Although the enactment of the Elliott-Larsen amendment is four decades old, the push received an extra boost last year in response to anti-LGBTQ rhetoric in Michigan politics — and after speeches defending the LGBTQ community statewide. Sen. Mallory McMorrow who went viral.

Political efforts to support LGBTQ-friendly candidates follow, and strengthen, the campaign to protect abortion rights that dominated the 2022 election, directly to the Democratic majority that includes not only a record number of women in the highest roles but also. a record number of LGBTQ public members, including House Speaker Pro Tempore Laurie Pohutsky and Attorney General Dana Nessel, who first became famous by litigating one of the key cases that led to national marriage equality.

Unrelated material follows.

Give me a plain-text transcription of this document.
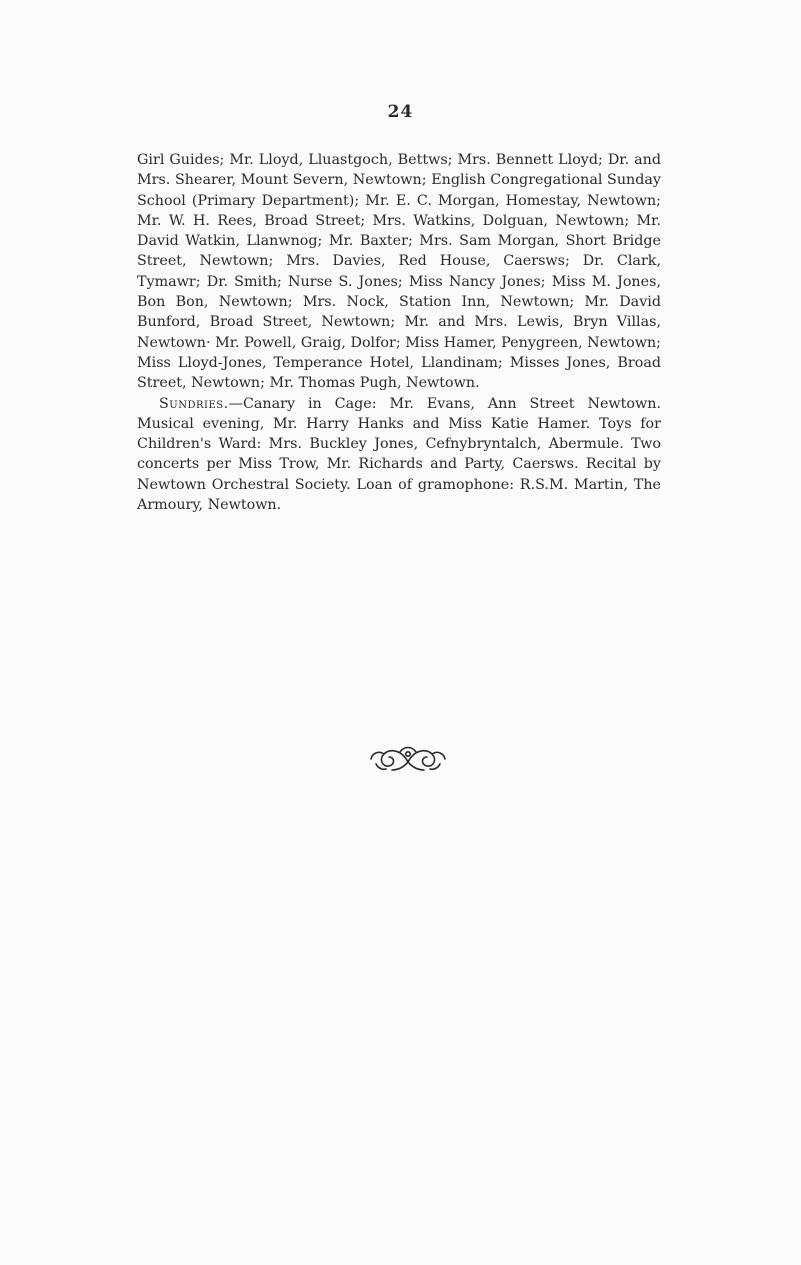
24

Girl Guides; Mr. Lloyd, Lluastgoch, Bettws; Mrs. Bennett Lloyd; Dr. and Mrs. Shearer, Mount Severn, Newtown; English Congregational Sunday School (Primary Department); Mr. E. C. Morgan, Homestay, Newtown; Mr. W. H. Rees, Broad Street; Mrs. Watkins, Dolguan, Newtown; Mr. David Watkin, Llanwnog; Mr. Baxter; Mrs. Sam Morgan, Short Bridge Street, Newtown; Mrs. Davies, Red House, Caersws; Dr. Clark, Tymawr; Dr. Smith; Nurse S. Jones; Miss Nancy Jones; Miss M. Jones, Bon Bon, Newtown; Mrs. Nock, Station Inn, Newtown; Mr. David Bunford, Broad Street, Newtown; Mr. and Mrs. Lewis, Bryn Villas, Newtown· Mr. Powell, Graig, Dolfor; Miss Hamer, Penygreen, Newtown; Miss Lloyd-Jones, Temperance Hotel, Llandinam; Misses Jones, Broad Street, Newtown; Mr. Thomas Pugh, Newtown.

Sundries.—Canary in Cage: Mr. Evans, Ann Street Newtown. Musical evening, Mr. Harry Hanks and Miss Katie Hamer. Toys for Children's Ward: Mrs. Buckley Jones, Cefnybryntalch, Abermule. Two concerts per Miss Trow, Mr. Richards and Party, Caersws. Recital by Newtown Orchestral Society. Loan of gramophone: R.S.M. Martin, The Armoury, Newtown.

Nessel spoke at the signing ceremony, recalling the stories of discrimination that have come to her office over the years – and how the new law will make it easier for her to act in the future. He explained that, for him, the war was personal. Whitmer did the same thing when she emphasized that in addition to being a longtime and visible ally of the LGBTQ community, she is also “the mother of a proud gay woman.”

Reflecting on the four-decade struggle to pass the amendment and the resistance advocates faced every step of the way, Whitmer quoted Detroit native and well-known LGBTQ ally Lizzo: “It’s about time.” Then he signed the legislation while sitting in front of a pride flag and wearing a Michigan “LOVE” pin on his lapel — once again sending a message that DeSantis and other alt-right avatars won’t.